I work for a large australian ISP that uses netsaint.
Currently we have a netsaint ‘distribution’ server in every state here in australia (7) and one in New Zealand, 8 in total.
Each one monitors approximately 200 hosts. With about 5 checks on average per host, checked on average every 5 minutes.
Currently all the servers run as active and each server is monitored via the web interface. None of the servers have load issues and handle this montoring level without problem. (All machines central and distro are dual 3gig ibm 335’s running debian based linu:evil:
Going forward we need all the netsaint/nagios checks and histories to be centralised. Using nsca (in daemon mode, other modes had even more problems) with netsaint presented all sorts of problems.
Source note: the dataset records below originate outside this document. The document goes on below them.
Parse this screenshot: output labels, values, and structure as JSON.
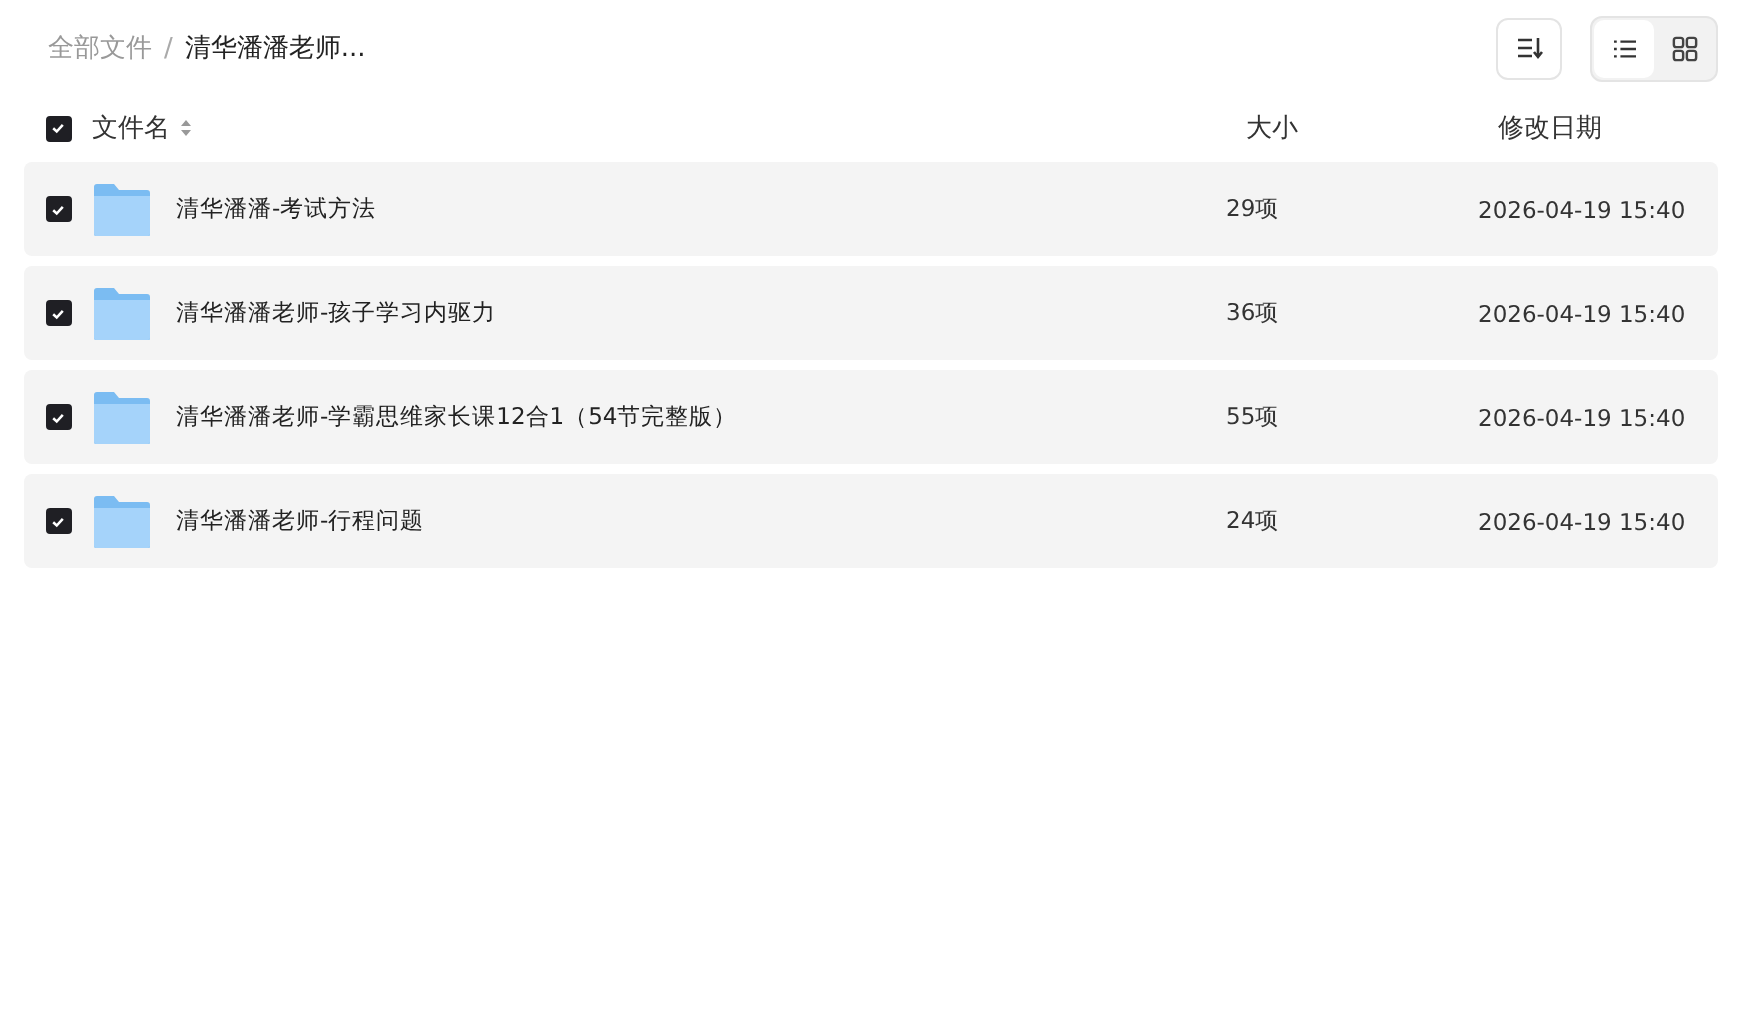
{
  "breadcrumb": [
    {
      "label": "全部文件",
      "current": false
    },
    {
      "label": "清华潘潘老师...",
      "current": true
    }
  ],
  "breadcrumb_separator": "/",
  "view_toggle": [
    {
      "kind": "list",
      "selected": true
    },
    {
      "kind": "grid",
      "selected": false
    }
  ],
  "header": {
    "checked": true,
    "columns": [
      "文件名",
      "大小",
      "修改日期"
    ]
  },
  "rows": [
    {
      "name": "清华潘潘-考试方法",
      "size": "29项",
      "date": "2026-04-19 15:40",
      "checked": true
    },
    {
      "name": "清华潘潘老师-孩子学习内驱力",
      "size": "36项",
      "date": "2026-04-19 15:40",
      "checked": true
    },
    {
      "name": "清华潘潘老师-学霸思维家长课12合1（54节完整版）",
      "size": "55项",
      "date": "2026-04-19 15:40",
      "checked": true
    },
    {
      "name": "清华潘潘老师-行程问题",
      "size": "24项",
      "date": "2026-04-19 15:40",
      "checked": true
    }
  ]
}
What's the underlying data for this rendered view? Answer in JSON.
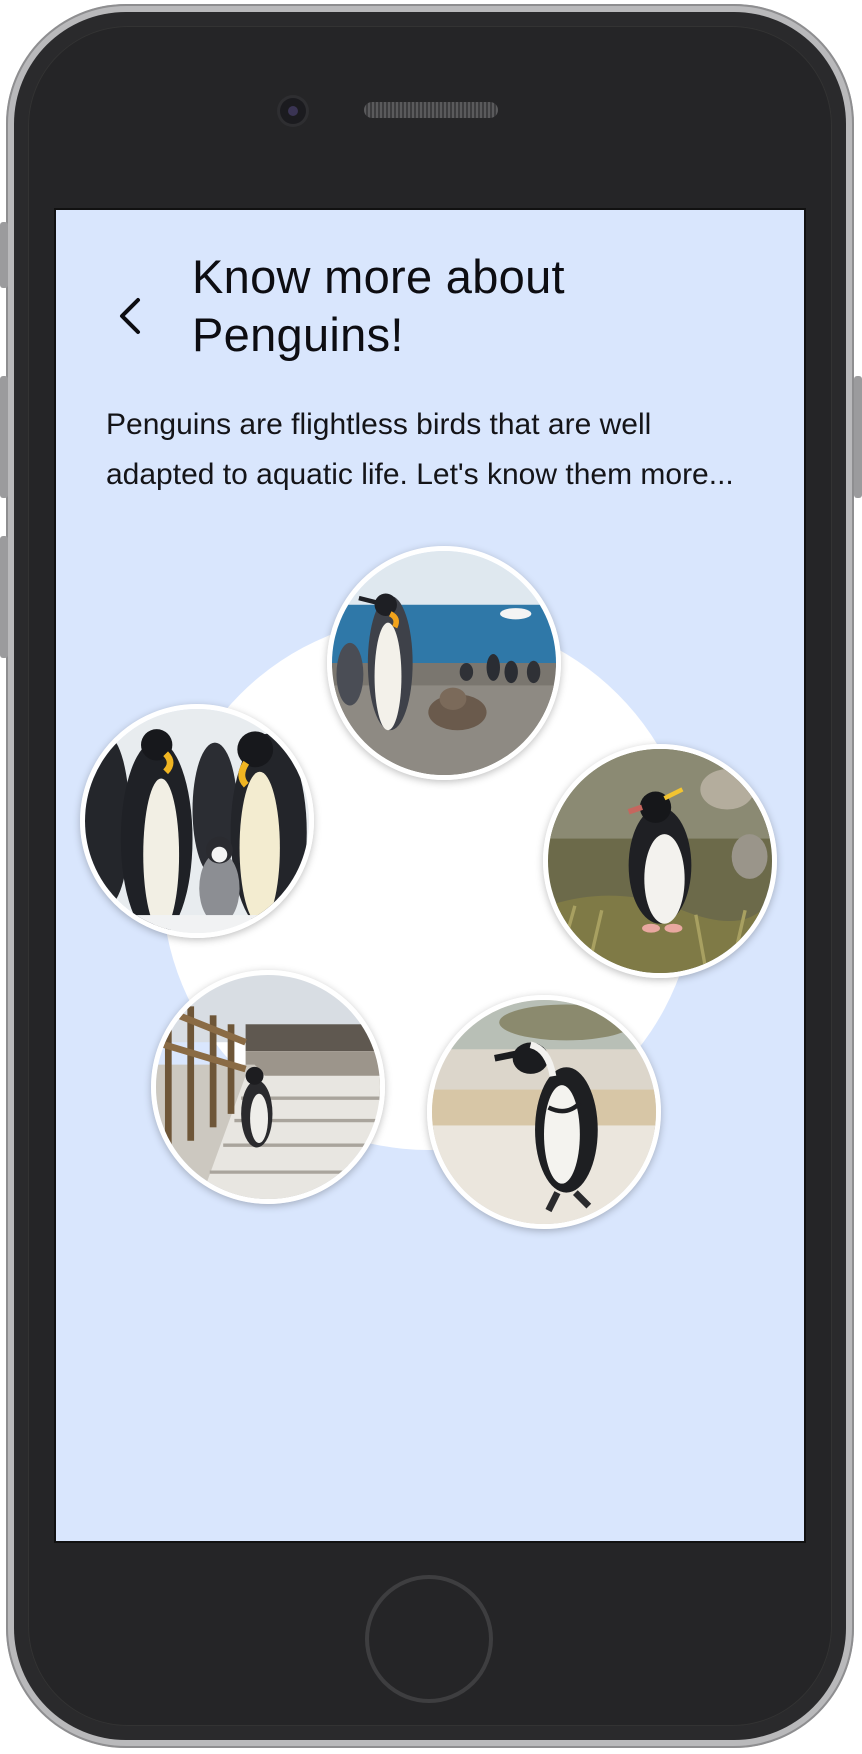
{
  "header": {
    "title": "Know more about Penguins!",
    "back_icon": "chevron-left-icon"
  },
  "intro": {
    "text": "Penguins are flightless birds that are well adapted to aquatic life. Let's know them more..."
  },
  "gallery": {
    "items": [
      {
        "name": "king-penguins-beach",
        "description": "King penguins on a beach"
      },
      {
        "name": "rockhopper-penguin-grass",
        "description": "Rockhopper penguin on grass"
      },
      {
        "name": "african-penguin-sand",
        "description": "African penguin walking on sand"
      },
      {
        "name": "magellanic-penguin-boardwalk",
        "description": "Penguin on a wooden boardwalk"
      },
      {
        "name": "emperor-penguins-colony",
        "description": "Emperor penguins with chick"
      }
    ]
  },
  "colors": {
    "screen_background": "#d9e6fd",
    "circle_background": "#ffffff",
    "text": "#0d0d12"
  }
}
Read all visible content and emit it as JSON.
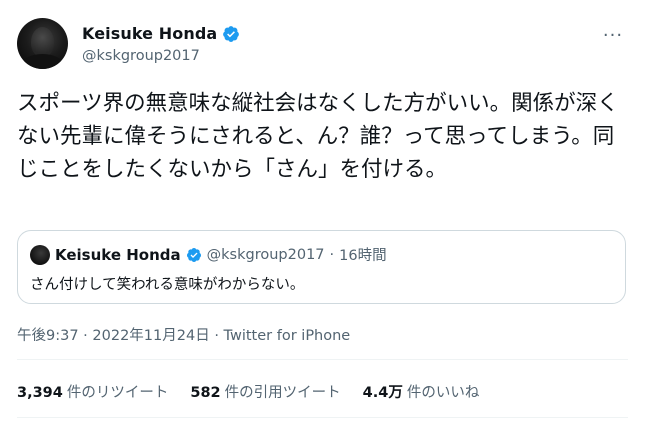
{
  "author": {
    "display_name": "Keisuke Honda",
    "handle": "@kskgroup2017",
    "verified": true,
    "accent_color": "#1d9bf0"
  },
  "more_icon": "more-horizontal-icon",
  "more_glyph": "···",
  "tweet": {
    "text": "スポーツ界の無意味な縦社会はなくした方がいい。関係が深くない先輩に偉そうにされると、ん？誰？って思ってしまう。同じことをしたくないから「さん」を付ける。"
  },
  "quoted_tweet": {
    "display_name": "Keisuke Honda",
    "handle": "@kskgroup2017",
    "separator": "·",
    "time_ago": "16時間",
    "text": "さん付けして笑われる意味がわからない。"
  },
  "meta": {
    "time": "午後9:37",
    "separator": "·",
    "date": "2022年11月24日",
    "source": "Twitter for iPhone"
  },
  "stats": [
    {
      "count": "3,394",
      "label": "件のリツイート"
    },
    {
      "count": "582",
      "label": "件の引用ツイート"
    },
    {
      "count": "4.4万",
      "label": "件のいいね"
    }
  ]
}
The big ones
- Each nsca process waits until netsaint reads from the external command file, so a massive amount of load is unevenly used as all the nsca processes unload.
- Netsaint is unreliable in its regular reading of the external command file.
- Netsaint appears to have memory leaks and bugs with accepting the checks even if it does read them from the external command file.
Moving forward the only option I have is to do away with netsaint/nagios completely or try nagios (which will require a massive rewrite of internal code to build the changed nagios config style from our network provisioning database).
My real questions are:
- What is the best, proven(assuming it has been done before), ways of scaling nagios to say a thousand checks per minute, particularly using the Central/Distribution NSCA model.
- Does nagios actually using SQL databases in an proper/efficient manner or is it still the same code as netsaint. (Theres nothing in the changelog that would make me think theres been major changes)
- Does nagios reliably check external commands, even up to the granuality of once a second?
- Does the NSCA intermittent extreme load issue still exist with nagios?
- Confirm for me (I can’t see why it wouldn’t be based on the docs) that netsaint distribution servers will work fine via NSCA to a nagios server (helpful for temporary integration)
Any advice is appreciated.